Energy storage properties of bismuth ferrite based ternary relaxor ferroelectric ceramics through a viscous polymer process

Abstract In this work, Sr0.7Bi0.2TiO3 (SBT) was doped into BF-BT to form a solid solution with relaxor ferroelectric characteristics. Constricted P-E loops were observed due to the field-induced phase transition and a significant reduction of grain size was found in the SBT-doped ceramics. Specially, 15%-SBT doped ceramics (15SBT) possessed the maximum recoverable energy storage (Wrec) of 2.01 J/cm3 and efficiency of 75%. Finite element method was used to analyze the local electrostatic behavior of ceramics under the electric field when the second phase exists.

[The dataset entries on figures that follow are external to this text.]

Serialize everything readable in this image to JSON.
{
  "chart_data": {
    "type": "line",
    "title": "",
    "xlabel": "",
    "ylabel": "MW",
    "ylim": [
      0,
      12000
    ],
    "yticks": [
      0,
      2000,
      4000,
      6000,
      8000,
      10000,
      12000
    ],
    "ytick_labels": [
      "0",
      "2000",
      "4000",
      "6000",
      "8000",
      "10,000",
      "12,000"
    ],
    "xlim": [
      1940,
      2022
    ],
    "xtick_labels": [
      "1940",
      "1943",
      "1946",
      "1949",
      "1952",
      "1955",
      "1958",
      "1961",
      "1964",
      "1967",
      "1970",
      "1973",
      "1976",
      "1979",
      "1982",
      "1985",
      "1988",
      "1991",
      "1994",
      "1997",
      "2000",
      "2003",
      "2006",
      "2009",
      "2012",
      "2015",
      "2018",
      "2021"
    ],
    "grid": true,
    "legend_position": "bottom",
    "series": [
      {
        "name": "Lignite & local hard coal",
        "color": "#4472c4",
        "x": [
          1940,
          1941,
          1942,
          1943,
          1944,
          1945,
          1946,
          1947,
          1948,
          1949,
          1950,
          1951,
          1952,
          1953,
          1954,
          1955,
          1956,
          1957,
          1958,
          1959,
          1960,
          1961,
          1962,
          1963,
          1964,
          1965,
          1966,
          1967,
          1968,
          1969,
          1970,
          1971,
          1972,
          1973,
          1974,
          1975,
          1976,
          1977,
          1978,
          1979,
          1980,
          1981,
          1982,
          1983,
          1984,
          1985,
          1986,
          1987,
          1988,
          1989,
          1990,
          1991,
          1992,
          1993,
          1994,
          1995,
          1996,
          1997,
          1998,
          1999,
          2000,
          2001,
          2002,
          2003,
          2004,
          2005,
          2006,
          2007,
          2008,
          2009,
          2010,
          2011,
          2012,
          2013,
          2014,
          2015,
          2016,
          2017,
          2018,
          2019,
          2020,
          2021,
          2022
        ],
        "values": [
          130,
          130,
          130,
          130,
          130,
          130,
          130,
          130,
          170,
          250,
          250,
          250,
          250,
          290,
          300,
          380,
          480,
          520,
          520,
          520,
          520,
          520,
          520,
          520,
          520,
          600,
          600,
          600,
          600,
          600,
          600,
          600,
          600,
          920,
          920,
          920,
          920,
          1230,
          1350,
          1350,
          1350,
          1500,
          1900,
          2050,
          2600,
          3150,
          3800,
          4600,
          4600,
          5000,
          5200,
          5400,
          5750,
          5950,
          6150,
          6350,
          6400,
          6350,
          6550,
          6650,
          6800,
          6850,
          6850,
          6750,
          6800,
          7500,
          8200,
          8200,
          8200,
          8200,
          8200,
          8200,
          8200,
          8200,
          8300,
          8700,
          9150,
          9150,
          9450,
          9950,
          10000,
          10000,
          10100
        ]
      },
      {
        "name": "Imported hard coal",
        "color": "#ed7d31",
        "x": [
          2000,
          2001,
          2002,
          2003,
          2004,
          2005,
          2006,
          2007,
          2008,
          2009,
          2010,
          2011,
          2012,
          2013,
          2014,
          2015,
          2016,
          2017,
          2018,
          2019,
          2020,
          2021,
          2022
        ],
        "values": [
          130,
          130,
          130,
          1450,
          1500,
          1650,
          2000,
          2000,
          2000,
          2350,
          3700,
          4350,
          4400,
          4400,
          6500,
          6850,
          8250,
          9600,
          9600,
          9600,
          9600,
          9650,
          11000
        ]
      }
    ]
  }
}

The simulation results indicate that the distributed second phase with moderate fraction has a positive effect on the enhancement of breakdown strength (BDS). More importantly, a viscous polymer process (VPP) route was employed to realize preparation optimization of the above composition. Much denser structure and higher BDS was successfully obtained in the 15SBT ceramic by VPP. The BDS of 15SBT ceramic by VPP has been dramatically increased from 180 to 330 kV/cm, and the Wrec has reached 4.95 J/cm3. Further charge-discharge tests of 15SBT ceramic by VPP also owns a high discharge energy of 2.36 J/cm3. The 15SBT ceramics prepared by VPP can be a potential candidate for high energy storage capacitors. Furthermore, the strategy raised in this study has been proved to be an effective way to achieve excellent energy storage capacity in lead-free ceramics.